Review: His Dark Materials Episode 205, “The Scholar”
By Dan Selcke
Mrs. Coulter (Ruth Wilson) is a highlight in the latest episode of His Dark Materials, which deepens her character without taking away any of her bite.
For the first stretch of “The Scholar,” I was pretty bored. This show has a bad habit of stretching itself out unnecessarily, although I admit that my experience with the His Dark Materials books might be clouding my judgment. But even then, some of the early stuff just seems like lazy plotting. For example, why do they add in a subplot where Will has trouble using the subtle knife to cut windows into other worlds only for him to solve it by trying harder minutes after the credits? The effects when he opens a window are still cool, but it really feels like the script adding problems just to pad out the run-time.
And I was prepared to be bored when the episode gave us scenes of Mrs. Coulter and Lord Boreal are just hanging out at his house, listening to music while they wait for Lyra and Will to show up and try to take back the alethiometer.

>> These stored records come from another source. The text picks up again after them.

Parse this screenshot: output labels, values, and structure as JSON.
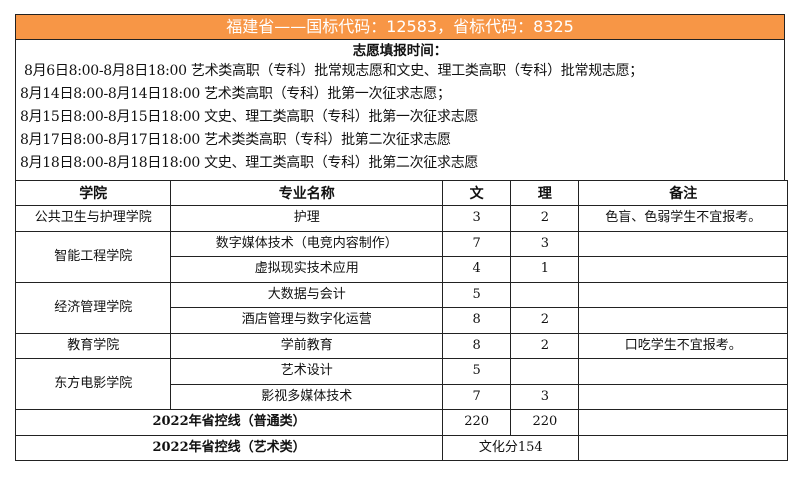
{
  "title": "福建省——国标代码：12583，省标代码：8325",
  "colors": {
    "title_bg": "#F79646",
    "title_text": "#FFFFFF"
  },
  "schedule": {
    "heading": "志愿填报时间：",
    "lines": [
      "8月6日8:00-8月8日18:00 艺术类高职（专科）批常规志愿和文史、理工类高职（专科）批常规志愿；",
      "8月14日8:00-8月14日18:00 艺术类高职（专科）批第一次征求志愿；",
      "8月15日8:00-8月15日18:00 文史、理工类高职（专科）批第一次征求志愿",
      "8月17日8:00-8月17日18:00 艺术类类高职（专科）批第二次征求志愿",
      "8月18日8:00-8月18日18:00 文史、理工类高职（专科）批第二次征求志愿"
    ]
  },
  "table": {
    "headers": [
      "学院",
      "专业名称",
      "文",
      "理",
      "备注"
    ],
    "colleges": [
      {
        "name": "公共卫生与护理学院",
        "majors": [
          {
            "name": "护理",
            "wen": "3",
            "li": "2",
            "note": "色盲、色弱学生不宜报考。"
          }
        ]
      },
      {
        "name": "智能工程学院",
        "majors": [
          {
            "name": "数字媒体技术（电竞内容制作）",
            "wen": "7",
            "li": "3",
            "note": ""
          },
          {
            "name": "虚拟现实技术应用",
            "wen": "4",
            "li": "1",
            "note": ""
          }
        ]
      },
      {
        "name": "经济管理学院",
        "majors": [
          {
            "name": "大数据与会计",
            "wen": "5",
            "li": "",
            "note": ""
          },
          {
            "name": "酒店管理与数字化运营",
            "wen": "8",
            "li": "2",
            "note": ""
          }
        ]
      },
      {
        "name": "教育学院",
        "majors": [
          {
            "name": "学前教育",
            "wen": "8",
            "li": "2",
            "note": "口吃学生不宜报考。"
          }
        ]
      },
      {
        "name": "东方电影学院",
        "majors": [
          {
            "name": "艺术设计",
            "wen": "5",
            "li": "",
            "note": ""
          },
          {
            "name": "影视多媒体技术",
            "wen": "7",
            "li": "3",
            "note": ""
          }
        ]
      }
    ],
    "footer": {
      "general_label": "2022年省控线（普通类）",
      "general_wen": "220",
      "general_li": "220",
      "art_label": "2022年省控线（艺术类）",
      "art_value": "文化分154"
    }
  }
}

But Ruth Wilson is so good as Coulter it’s hard to not enjoy it. And Lord Boreal becomes more interesting when he’s around her, revealing a crush that he hopes will turn into something more, which gives her opportunities to deliver juicy lines like, “My dear Carlo, if you actually got me, you wouldn’t begin to know what to do with me.” That’s high vamp right there.
I also enjoyed, almost despite myself, Mrs. Coulter venturing into our world to talk with Mary Malone about Lyra; at one point she even contemplates putting on jeans! In Mary, Coulter meets a woman who doesn’t need to be a complete bitch on wheels to be respected; it may be harder for Mary to succeed in her field than it is for a man, but she isn’t completely shut out of the sciences like Mrs. Coulter is back in her own world.
“Impertinent,” is how Coulter describes Mary later. “Intelligent. Free.” Coulter is jealous of her, and although part of me doesn’t like the idea of the series showing a vulnerable side to a character who’s pretty much impenetrable in the books, her struggle here is very believable, especially with Wilson at the helm. “Do you know who I could have been in this world?” she asks Boreal, and I feel her buried rage.
All of this leads up to Lyra and Will confronting Coulter and Boreal in search of the alethiometer. In the books, they snatch back the device without having to interact with them at all, but I almost prefer it this way. The whole scene crackles with tension, particularly between Mrs. Coulter and Lyra — Dafne Keen steps up her acting game for the occasion.
Also, Pan completely handed Coulter’s golden monkey dæmon his ass, didn’t he? It was also sad watching Coulter leave the golden monkey alone in the Boreal’s house while she went to meet Mary; it was bad week for the monkey all around.
So Mrs. Coulter was a highlight this week, but giving her so much screentime had some consequences. For instance, in the books, there’s a great stretch where Mary is about to be shut out of her own lab after her research partner agrees to accept Boreal’s funding, so she has to bluff her way past a security guard into the lab, talk to Dust, and then manually destroy all the equipment so no one else can use it for evil. It’s a tense section that shows just how willing Mary is to take things on faith, and to go to the ends of the earth for the sake of discovery.
But because they wanted Mary to have a scene with Mrs. Coulter on the show, all of that is gone. Mary isn’t on any kind of clock here; she talks to the Dust through her computer (and I still think it’s dumb that the Dust literally speaks to her rather than communicating through text as she programmed it to), the computer destroys itself, and Mary leisurely makes her way towards the window Lyra and Will had been using to travel between her world and Cittàgazze. It’s still cool to see Mary step into a new world — all told, it’s one of the better endings of any episode this season — but they really hobbled what could have been a great plot for her.
Speaking of Cittàgazze, tensions rise between Lyra and Will on the one hand and Angelica and the rest of the kids in the city on the other, after Angelica discovers her brother struck dumb by the Spectres. The book version of this is stronger — Angelica sees her brother attacked by Spectres, sees Lyra in the tower and puts two and two together without the need for any loud child acting — but like I said, they’ve got to fill time.
So “The Scholar” is like a lot of His Dark Materials episodes: there are slow parts and there are inspired parts. There are dull stretches and scenes as good as this story deserves. In this case, the good outweighed the rest.
Episode Grade: B
His Dark Bullet Points
- I’m glad Pan stays in his adorable fluffy raccoon form for a while.
- After the Magisterium hears about the witches killing some of their guys and going through the anomaly, the Cardinal blames some random dude who couldn’t possibly have been responsible and has him thrown in jail. That’s real leadership, right there.